Barley yellow dwarf virus (BYDV), transmitted by the wheat aphid, generates serious wheat yellow dwarf disease and causes great losses in agriculture. Induced resistance has attracted great attention over recent years as a biological method to control plant pathogens and herbivores. Protein elicitor PeaT1 induces defense response in plants against fungi, viruses, and aphids. In this study, wheat seeds and seedlings were soaked and sprayed with 30 μg/mL PeaT1, respectively. Then seedlings were inoculated with BYDV by viruliferous Schizaphis graminum
to detect the control efficiency of PeaT1-induced resistance against BYDV. The control efficiency was over 30% on the 14th and 21st days after the inoculation access period.

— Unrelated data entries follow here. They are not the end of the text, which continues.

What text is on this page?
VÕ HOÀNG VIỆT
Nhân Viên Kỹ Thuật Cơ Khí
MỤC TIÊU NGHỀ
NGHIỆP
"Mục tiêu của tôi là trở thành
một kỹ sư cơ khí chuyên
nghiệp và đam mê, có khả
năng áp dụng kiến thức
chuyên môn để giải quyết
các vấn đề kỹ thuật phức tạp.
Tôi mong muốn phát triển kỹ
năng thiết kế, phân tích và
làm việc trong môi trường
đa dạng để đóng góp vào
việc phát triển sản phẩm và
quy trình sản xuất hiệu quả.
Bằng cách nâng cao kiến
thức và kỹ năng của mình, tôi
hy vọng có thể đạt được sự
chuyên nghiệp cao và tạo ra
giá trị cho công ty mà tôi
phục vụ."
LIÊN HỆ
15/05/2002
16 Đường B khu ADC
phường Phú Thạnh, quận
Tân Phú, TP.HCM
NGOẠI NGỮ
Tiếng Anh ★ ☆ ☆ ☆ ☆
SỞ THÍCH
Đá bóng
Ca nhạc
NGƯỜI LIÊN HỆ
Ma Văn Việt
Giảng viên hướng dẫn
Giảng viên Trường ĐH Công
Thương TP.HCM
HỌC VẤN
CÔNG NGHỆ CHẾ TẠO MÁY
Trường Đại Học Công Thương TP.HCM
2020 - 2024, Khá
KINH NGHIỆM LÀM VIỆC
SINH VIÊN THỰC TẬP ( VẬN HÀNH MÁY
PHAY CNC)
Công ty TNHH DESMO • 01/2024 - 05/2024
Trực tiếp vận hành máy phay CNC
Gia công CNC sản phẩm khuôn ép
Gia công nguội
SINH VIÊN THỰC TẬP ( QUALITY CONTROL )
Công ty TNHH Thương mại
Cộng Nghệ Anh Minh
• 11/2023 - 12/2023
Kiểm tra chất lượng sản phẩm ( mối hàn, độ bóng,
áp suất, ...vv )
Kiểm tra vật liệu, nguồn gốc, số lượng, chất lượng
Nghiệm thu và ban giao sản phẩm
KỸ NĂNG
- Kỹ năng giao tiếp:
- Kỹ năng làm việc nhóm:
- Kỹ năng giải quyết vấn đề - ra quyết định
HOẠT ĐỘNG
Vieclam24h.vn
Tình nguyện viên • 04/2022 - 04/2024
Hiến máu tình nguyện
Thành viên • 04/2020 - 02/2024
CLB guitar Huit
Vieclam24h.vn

Quantitative real time polymerase chain reaction (Q-RT-PCR) tests showed that there was less mRNA from the BYDV coat protein in PeaT1-treated wheat seedlings than in the control group. Electrical penetration graph (EPG) tests showed that virus transmission vector S.graminum
took a longer time to find probe and feeding sites on PeaT1-treated wheat seedlings. Additionally, PeaT1-treated wheat seedlings gained higher plant height and more chlorophyll a&b. These results showed that PeaT1 efficiently controlled BYDV by inhibiting BYDV proliferation, reducing the virus transmission ability of S. graminum
and alleviating the symptoms of dwarfism and yellow colouring caused by BYDV. This study provided a new integrated way to control BYDV biologically.